A liberal weekly welcomes the alliance of liberal-led East European cities as the advance guard of a potential shift in government throughout the region. A conservative constitutional lawyer warns the leaders of the cities that now they must prove their ability to govern in order to become serious challengers to the incumbent government.

In its weekly editorial, Magyar Narancs recalls that last autumn it predicted further opposition success in Slovakia after a liberal candidate was elected Mayor of Bratislava. That is precisely what happened this year, first in the European Parliamentary elections, then with the presidential election won by Zuzana Čaputová a liberal environmentalist. The editors hope that the united opposition will triumph in the parliamentary election in the neighbouring country scheduled for February next year. Their decision to publish a first page comment on Slovakian affairs was prompted, they openly admit, by the fact that Hungary’s own disparate but united opposition parties defeated the government side in 11 big cities in October. Moreover, the new Mayor of Budapest hosted a conference of the Mayors of the capitals of the four Visegrád countries, all of them liberals. Although their first meeting and the declaration of an alliance they issued in its wake are largely of symbolic value, Magyar Narancs writes, the political forces that delegated them may in due course be able to reverse what the editors call ‘the negative political processes underway in the region’.
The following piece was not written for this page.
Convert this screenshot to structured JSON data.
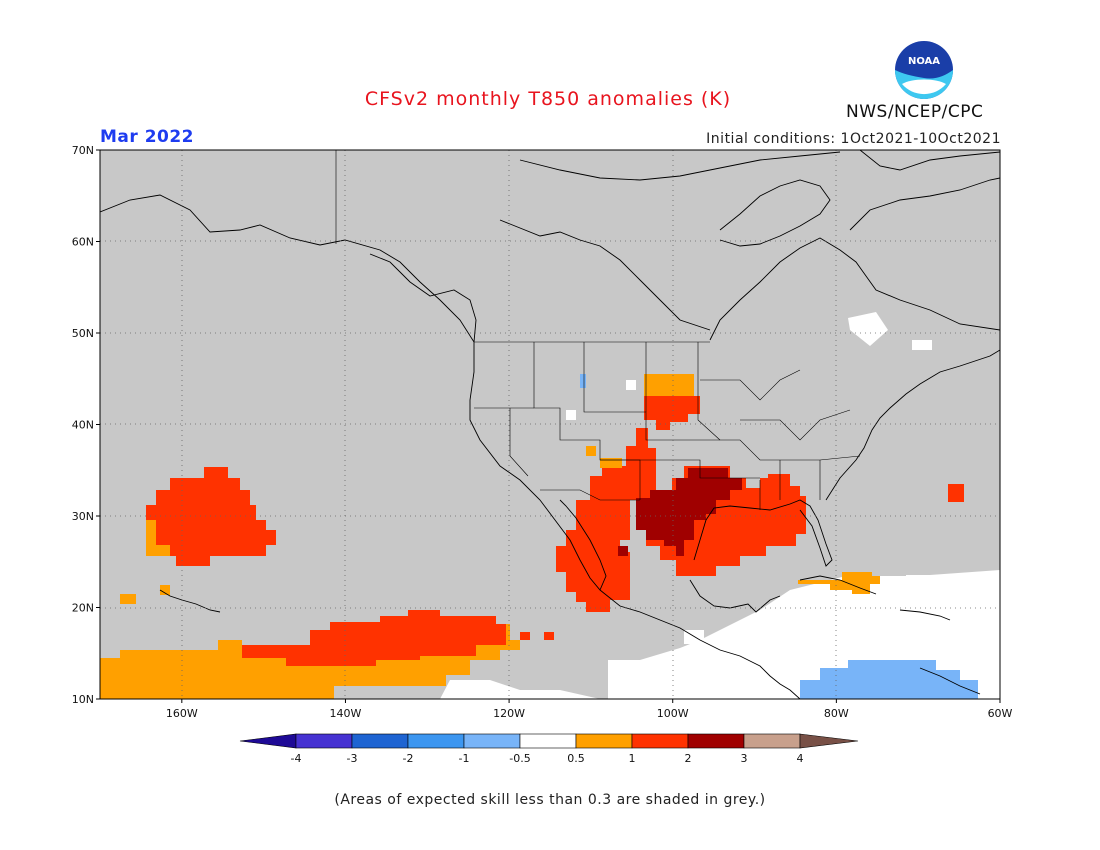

In an interview with 168 óra, outgoing Constitutional Court judge István Stumpf warns newly elected opposition mayors and the parties behind them that they owe their posts to the dissatisfaction of many urban voters with the government, rather than their own performance. So far, he elaborates, opposition politicians have been active in staging provocative scenes in Parliament, but now that some of them have been elected as leaders of important communities it is time for them to pass the governance test. As a former key Cabinet minister in Prime Minister Orbán’s first government from 1998 to 2002, he offers an insight into the Prime Minister’s policy aimed at promoting a group of entrepreneurs, an attitude defined by his opponents as cronyism and resulting in widespread corruption. Stumpf recalls how in the late 1990s and early 2000s, the Prime Minister planned to help create a domestic capitalist class including eight or ten outstanding entrepreneurs. Such a group of indigenous big businessmen existed at that time in neighbouring countries, and Mr Orbán felt it essential to create a similar network of business groups with a vested interest in supporting the regime and in ensuring that the country should not depend on foreign creditors, Stumpf explains.